Mas, em "O Aprendiz", o prêmio é, em si mesmo, o emprego,
mas um emprego de "sonho" e
fantasia, já no topo da cadeia corporativa norte-americana. A presença de Trump, um daqueles
homens de negócios emblemáticos que os EUA produz de quando em quando, a encarnação
mais perfeita do espírito capitalista, uma espécie de símbolo
ambulante de toda a promessa
de riqueza e poder advindos do
modo americano de viver e trabalhar, é o grande achado.
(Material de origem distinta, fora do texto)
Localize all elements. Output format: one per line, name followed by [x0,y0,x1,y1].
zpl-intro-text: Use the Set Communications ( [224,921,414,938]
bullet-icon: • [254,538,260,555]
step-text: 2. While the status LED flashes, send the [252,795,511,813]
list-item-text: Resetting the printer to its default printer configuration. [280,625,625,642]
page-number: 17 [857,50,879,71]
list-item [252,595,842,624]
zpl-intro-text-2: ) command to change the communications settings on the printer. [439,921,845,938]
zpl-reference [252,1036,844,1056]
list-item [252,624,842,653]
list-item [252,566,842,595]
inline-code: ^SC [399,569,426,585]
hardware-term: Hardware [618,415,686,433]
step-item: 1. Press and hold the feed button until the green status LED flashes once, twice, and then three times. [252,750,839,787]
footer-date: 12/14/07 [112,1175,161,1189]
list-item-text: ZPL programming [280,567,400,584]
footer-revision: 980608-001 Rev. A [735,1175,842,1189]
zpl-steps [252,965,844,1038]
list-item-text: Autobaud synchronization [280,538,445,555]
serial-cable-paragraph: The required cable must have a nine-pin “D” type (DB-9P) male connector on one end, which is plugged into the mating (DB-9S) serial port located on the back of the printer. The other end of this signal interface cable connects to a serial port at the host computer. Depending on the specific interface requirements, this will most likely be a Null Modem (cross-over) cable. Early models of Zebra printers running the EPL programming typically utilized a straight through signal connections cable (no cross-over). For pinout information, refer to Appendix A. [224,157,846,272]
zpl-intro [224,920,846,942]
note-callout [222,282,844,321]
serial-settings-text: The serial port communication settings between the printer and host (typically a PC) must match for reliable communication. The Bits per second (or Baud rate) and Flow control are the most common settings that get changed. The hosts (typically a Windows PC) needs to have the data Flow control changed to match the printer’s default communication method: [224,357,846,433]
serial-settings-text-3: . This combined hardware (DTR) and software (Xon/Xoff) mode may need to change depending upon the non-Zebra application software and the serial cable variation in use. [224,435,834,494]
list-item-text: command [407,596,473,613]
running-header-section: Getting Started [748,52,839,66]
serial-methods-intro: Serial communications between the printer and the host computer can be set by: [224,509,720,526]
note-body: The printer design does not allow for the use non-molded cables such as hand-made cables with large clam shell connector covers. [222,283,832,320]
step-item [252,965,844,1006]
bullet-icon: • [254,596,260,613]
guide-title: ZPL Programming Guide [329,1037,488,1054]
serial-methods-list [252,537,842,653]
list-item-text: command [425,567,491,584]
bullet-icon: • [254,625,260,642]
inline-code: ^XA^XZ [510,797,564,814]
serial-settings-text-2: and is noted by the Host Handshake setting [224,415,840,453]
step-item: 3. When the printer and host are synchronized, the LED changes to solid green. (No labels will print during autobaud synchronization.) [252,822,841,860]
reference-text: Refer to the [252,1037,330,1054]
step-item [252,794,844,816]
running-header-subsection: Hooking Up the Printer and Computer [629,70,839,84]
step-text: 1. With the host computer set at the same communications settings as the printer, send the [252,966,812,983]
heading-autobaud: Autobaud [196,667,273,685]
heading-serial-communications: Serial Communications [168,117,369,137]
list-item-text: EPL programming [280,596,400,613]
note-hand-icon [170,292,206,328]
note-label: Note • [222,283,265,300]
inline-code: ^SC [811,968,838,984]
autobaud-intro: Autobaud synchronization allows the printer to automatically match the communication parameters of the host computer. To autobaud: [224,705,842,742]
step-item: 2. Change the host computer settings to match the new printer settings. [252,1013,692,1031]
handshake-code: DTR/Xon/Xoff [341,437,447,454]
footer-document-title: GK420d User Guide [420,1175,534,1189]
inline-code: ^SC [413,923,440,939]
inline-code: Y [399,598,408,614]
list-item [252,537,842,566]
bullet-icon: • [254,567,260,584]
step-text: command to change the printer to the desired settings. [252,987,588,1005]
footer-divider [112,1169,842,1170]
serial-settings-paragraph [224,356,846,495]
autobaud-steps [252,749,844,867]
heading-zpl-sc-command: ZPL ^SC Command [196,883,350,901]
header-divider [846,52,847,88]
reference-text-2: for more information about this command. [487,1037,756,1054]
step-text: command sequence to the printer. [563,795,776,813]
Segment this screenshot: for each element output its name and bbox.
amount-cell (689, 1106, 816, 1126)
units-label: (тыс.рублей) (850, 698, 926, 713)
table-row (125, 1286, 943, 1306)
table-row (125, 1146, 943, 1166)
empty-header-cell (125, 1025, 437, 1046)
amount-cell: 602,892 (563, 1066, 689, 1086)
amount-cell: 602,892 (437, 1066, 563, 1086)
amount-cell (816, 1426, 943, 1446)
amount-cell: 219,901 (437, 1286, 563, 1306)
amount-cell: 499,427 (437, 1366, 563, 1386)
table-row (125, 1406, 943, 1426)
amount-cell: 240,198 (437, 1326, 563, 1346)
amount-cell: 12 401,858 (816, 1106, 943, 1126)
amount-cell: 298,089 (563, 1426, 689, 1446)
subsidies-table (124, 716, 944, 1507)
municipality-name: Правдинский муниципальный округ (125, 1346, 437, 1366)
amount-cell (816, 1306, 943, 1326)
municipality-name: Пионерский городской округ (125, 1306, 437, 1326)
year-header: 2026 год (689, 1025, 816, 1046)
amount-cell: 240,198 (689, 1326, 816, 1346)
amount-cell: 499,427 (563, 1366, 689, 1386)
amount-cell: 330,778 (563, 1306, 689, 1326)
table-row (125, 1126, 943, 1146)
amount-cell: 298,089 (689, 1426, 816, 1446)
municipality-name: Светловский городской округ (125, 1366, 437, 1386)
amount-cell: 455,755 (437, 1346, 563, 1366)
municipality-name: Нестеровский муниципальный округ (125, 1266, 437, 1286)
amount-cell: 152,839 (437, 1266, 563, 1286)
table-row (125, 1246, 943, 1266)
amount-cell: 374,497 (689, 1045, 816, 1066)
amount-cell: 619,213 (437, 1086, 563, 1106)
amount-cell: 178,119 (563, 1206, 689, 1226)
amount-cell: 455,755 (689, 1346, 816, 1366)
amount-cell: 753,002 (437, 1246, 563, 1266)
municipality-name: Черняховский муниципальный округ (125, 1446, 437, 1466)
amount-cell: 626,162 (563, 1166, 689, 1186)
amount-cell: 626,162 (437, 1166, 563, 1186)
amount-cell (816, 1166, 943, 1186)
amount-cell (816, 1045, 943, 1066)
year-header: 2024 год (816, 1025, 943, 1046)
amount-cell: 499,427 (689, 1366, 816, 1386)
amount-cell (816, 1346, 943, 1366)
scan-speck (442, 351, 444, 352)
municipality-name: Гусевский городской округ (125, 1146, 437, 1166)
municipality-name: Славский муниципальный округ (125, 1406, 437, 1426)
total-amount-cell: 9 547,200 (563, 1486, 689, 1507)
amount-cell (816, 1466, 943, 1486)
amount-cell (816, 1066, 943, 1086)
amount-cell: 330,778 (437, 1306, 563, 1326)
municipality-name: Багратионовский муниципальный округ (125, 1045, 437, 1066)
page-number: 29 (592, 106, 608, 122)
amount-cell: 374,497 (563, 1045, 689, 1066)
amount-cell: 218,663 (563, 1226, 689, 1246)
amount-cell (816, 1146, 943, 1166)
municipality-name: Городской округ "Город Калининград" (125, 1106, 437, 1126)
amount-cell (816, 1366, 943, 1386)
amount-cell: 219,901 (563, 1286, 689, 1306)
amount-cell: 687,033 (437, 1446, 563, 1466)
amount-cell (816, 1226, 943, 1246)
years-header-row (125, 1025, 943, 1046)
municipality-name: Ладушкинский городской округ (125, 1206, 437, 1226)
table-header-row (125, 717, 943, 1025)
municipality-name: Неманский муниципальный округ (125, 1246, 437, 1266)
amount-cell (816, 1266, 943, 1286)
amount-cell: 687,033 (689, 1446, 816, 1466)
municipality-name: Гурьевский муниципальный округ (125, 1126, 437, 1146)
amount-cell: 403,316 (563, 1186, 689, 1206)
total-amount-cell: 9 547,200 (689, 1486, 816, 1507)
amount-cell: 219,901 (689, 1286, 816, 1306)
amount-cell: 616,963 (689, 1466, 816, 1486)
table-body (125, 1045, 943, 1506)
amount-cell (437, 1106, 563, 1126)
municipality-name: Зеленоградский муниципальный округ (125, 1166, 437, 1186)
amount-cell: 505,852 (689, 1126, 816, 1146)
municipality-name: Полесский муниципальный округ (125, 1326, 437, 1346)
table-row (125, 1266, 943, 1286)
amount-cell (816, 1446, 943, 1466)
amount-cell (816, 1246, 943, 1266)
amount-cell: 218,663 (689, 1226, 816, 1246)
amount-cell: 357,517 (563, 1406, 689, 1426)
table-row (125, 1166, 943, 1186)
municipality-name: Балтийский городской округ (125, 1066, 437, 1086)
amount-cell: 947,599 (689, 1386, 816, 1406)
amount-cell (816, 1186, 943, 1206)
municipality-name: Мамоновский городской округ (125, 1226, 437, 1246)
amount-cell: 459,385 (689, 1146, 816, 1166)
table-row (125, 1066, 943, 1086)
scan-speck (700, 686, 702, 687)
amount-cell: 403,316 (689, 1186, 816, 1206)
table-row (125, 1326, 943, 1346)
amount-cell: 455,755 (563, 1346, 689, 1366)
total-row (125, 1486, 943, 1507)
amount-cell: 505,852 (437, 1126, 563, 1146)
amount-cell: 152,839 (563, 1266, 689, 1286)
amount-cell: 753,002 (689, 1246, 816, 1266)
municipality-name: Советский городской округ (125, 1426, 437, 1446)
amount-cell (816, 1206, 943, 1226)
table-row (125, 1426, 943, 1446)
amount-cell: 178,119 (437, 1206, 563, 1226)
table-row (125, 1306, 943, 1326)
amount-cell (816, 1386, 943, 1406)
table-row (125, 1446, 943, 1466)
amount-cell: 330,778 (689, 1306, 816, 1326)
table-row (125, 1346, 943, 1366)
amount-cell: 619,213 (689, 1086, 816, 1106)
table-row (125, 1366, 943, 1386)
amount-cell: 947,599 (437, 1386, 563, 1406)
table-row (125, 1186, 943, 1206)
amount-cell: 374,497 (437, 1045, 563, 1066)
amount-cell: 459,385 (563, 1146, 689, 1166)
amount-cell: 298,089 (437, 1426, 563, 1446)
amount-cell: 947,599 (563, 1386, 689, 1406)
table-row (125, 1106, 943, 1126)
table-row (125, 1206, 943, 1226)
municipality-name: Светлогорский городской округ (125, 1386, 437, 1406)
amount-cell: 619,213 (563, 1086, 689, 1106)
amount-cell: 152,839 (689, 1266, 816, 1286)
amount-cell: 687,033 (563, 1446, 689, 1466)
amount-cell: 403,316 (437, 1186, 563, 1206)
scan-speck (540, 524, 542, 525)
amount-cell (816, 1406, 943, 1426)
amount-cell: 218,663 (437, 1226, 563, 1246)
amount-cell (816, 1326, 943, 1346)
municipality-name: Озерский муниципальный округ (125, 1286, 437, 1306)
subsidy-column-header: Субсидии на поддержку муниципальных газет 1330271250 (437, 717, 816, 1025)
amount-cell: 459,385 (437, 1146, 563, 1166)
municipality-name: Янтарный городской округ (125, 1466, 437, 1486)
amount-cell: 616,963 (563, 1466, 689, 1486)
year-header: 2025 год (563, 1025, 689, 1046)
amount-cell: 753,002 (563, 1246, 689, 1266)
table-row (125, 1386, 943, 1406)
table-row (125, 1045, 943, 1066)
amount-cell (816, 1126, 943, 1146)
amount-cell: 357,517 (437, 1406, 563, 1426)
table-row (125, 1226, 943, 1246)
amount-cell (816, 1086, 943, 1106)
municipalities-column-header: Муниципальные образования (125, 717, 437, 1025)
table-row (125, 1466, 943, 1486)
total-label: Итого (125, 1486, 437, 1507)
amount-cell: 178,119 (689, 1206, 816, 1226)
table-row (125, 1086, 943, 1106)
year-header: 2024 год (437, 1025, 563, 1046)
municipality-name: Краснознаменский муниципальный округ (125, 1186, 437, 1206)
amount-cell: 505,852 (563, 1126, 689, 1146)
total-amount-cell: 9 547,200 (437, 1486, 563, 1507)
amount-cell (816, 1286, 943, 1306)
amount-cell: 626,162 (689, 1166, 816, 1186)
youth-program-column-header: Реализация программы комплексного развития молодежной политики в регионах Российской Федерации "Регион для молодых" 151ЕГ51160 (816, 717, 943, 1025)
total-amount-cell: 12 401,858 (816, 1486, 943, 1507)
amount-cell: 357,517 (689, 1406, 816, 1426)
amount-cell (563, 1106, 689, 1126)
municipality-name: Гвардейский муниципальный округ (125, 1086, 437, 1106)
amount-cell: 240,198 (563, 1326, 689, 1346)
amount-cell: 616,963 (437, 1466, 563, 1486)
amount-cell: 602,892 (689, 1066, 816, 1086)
Trump, ao mesmo tempo personagem, apresentador e produtor, tanto cria o lastro de realidade sem o qual a fantasia do "reality" não engata, quanto funciona
como um poderoso elemento
paródico. Ele é um bilionário de
filme, de HQ, de TV -de ficção,
enfim. Seu império, ao contrário
dos bilhões discretos e cinza-monitor de Bill Gates, reluz. Tudo
acontece a partir de sua dourada
Trump Tower, edifício no centro
de Manhattan, ainda a vitrine do
capitalismo. Ele tem cassinos,
hotéis e resorts em cidades cheias
de néon como Atlantic City e Las
Vegas. Ostenta suas limusines,
jatos e acordos de divórcio cheios
de números. Sente-se como um
peixe dentro d'água na TV.
E, em "O Aprendiz", esse delírio de riqueza opulenta, ostensiva e dourada é a cenoura que
conduz os candidatos a se submeterem a uma encenação do
mundo hipercompetitivo do trabalho. É tanto mais empolgante
-ou revoltante- quanto mais
reforça seu caráter de encenação,
de gincana, de jogo de colegiais.
Sim, porque, na verdade o que
"O Aprendiz" quer dizer é que
aquilo tudo -a dureza, a crueldade, o estresse, a humilhação-
é fichinha perto do que, no fundo, o mundo corporativo exige
de seus trabalhadores.
É mais ou menos como um
"Banco Imobiliário" (cujo nome
em inglês, "Monopoly", é bem
mais eloqüente a respeito daquilo com o que se está brincando).
O jogo, que basicamente consiste
em fazer dinheiro circular com a
compra e venda de imóveis, foi
criado por um desempregado
em 1934, durante a Depressão.
Não é curioso que, num momento em que o mundo do trabalho
está se esfacelando, ele seja objeto de chacota?